A c++ preprocessor class is implemented with pybind11. The c++ class is imported in a custominzed dataset(torch.utils.data.Dataset) and one of its funtion is called by getitem. Once I tried to use DDP for multi-process training, the errror “cannot pickle preprocessor object” occurs. It works correctly, if i use one gpu without DDP(num_worker>2, num_batch>2).

It seems ddp need to pickle everything contained by the dataset class for sharing the dataloader between different process (link).

I also checked the official pybind11 doc about pickling support: link
But there is no cues about how to pickle a general c++ classes with pointers (fill numpy arrays).

Am I using ddp wrongly? or is there any solution can solve it?

Thanks,
Lin

rvarm1 · August 12, 2022, 5:44am

DDP by itself does not do any pickling or directly interact with Datset or even multiprocessing communication techniques.

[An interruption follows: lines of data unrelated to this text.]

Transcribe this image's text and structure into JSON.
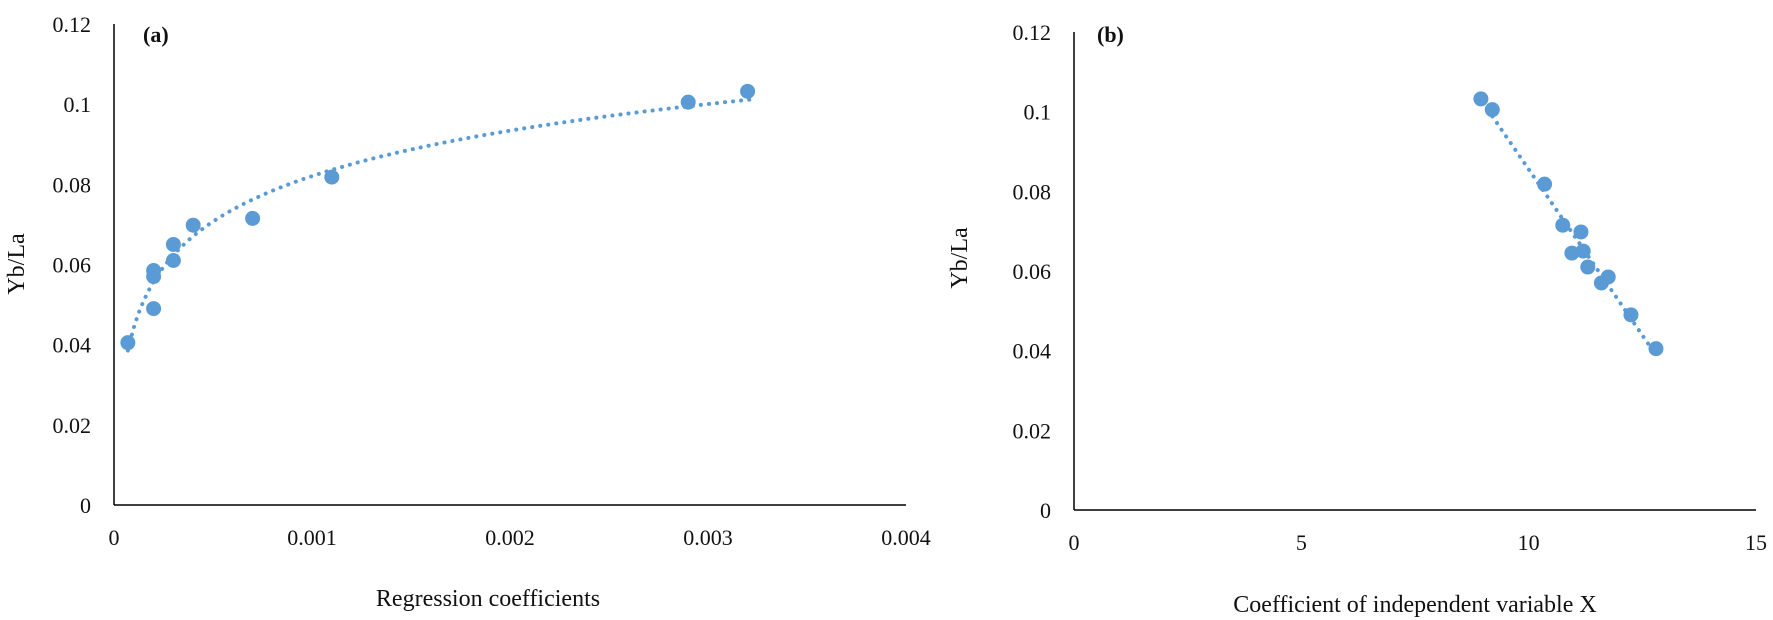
{
  "chart_data": [
    {
      "type": "scatter",
      "panel_label": "(a)",
      "title": "",
      "xlabel": "Regression coefficients",
      "ylabel": "Yb/La",
      "xlim": [
        0,
        0.004
      ],
      "ylim": [
        0,
        0.12
      ],
      "x_ticks": [
        0,
        0.001,
        0.002,
        0.003,
        0.004
      ],
      "x_tick_labels": [
        "0",
        "0.001",
        "0.002",
        "0.003",
        "0.004"
      ],
      "y_ticks": [
        0,
        0.02,
        0.04,
        0.06,
        0.08,
        0.1,
        0.12
      ],
      "y_tick_labels": [
        "0",
        "0.02",
        "0.04",
        "0.06",
        "0.08",
        "0.1",
        "0.12"
      ],
      "grid": false,
      "legend": "none",
      "marker_color": "#5b9bd5",
      "trendline": {
        "type": "logarithmic",
        "style": "dotted",
        "color": "#5b9bd5",
        "x_range": [
          7e-05,
          0.00322
        ]
      },
      "points": [
        {
          "x": 7e-05,
          "y": 0.0405
        },
        {
          "x": 0.0002,
          "y": 0.0585
        },
        {
          "x": 0.0002,
          "y": 0.057
        },
        {
          "x": 0.0002,
          "y": 0.049
        },
        {
          "x": 0.0003,
          "y": 0.065
        },
        {
          "x": 0.0003,
          "y": 0.061
        },
        {
          "x": 0.0004,
          "y": 0.0698
        },
        {
          "x": 0.0007,
          "y": 0.0715
        },
        {
          "x": 0.0011,
          "y": 0.0818
        },
        {
          "x": 0.0029,
          "y": 0.1005
        },
        {
          "x": 0.0032,
          "y": 0.1032
        }
      ]
    },
    {
      "type": "scatter",
      "panel_label": "(b)",
      "title": "",
      "xlabel": "Coefficient of independent variable X",
      "ylabel": "Yb/La",
      "xlim": [
        0,
        15
      ],
      "ylim": [
        0,
        0.12
      ],
      "x_ticks": [
        0,
        5,
        10,
        15
      ],
      "x_tick_labels": [
        "0",
        "5",
        "10",
        "15"
      ],
      "y_ticks": [
        0,
        0.02,
        0.04,
        0.06,
        0.08,
        0.1,
        0.12
      ],
      "y_tick_labels": [
        "0",
        "0.02",
        "0.04",
        "0.06",
        "0.08",
        "0.1",
        "0.12"
      ],
      "grid": false,
      "legend": "none",
      "marker_color": "#5b9bd5",
      "trendline": {
        "type": "linear",
        "style": "dotted",
        "color": "#5b9bd5",
        "x_range": [
          9.0,
          12.8
        ]
      },
      "points": [
        {
          "x": 8.95,
          "y": 0.1032
        },
        {
          "x": 9.2,
          "y": 0.1005
        },
        {
          "x": 10.35,
          "y": 0.0818
        },
        {
          "x": 10.75,
          "y": 0.0715
        },
        {
          "x": 11.15,
          "y": 0.0698
        },
        {
          "x": 10.95,
          "y": 0.0645
        },
        {
          "x": 11.2,
          "y": 0.065
        },
        {
          "x": 11.3,
          "y": 0.061
        },
        {
          "x": 11.6,
          "y": 0.057
        },
        {
          "x": 11.75,
          "y": 0.0585
        },
        {
          "x": 12.25,
          "y": 0.049
        },
        {
          "x": 12.8,
          "y": 0.0405
        }
      ]
    }
  ]
}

This would fall into the domain of dataloader or multiprocessing cc @VitalyFedyunin

VitalyFedyunin · August 15, 2022, 4:03pm

Hard to say without seeing reproducible example. But I would guess that you have custom pybind objects inside of DataSet structures. Try defining __setstate__ and __getstate__ function for them. Also in most cases (if it is not shared memory), passing memory pointers between processes will not work and you need to serialize data.

Lin1 · August 23, 2022, 7:31am

Thanks @VitalyFedyunin . Problem sovled by defining setstate and getstate mentioned in pybind official doc

Just define setstate/getstate for those parameters used in the class’s construct funtion.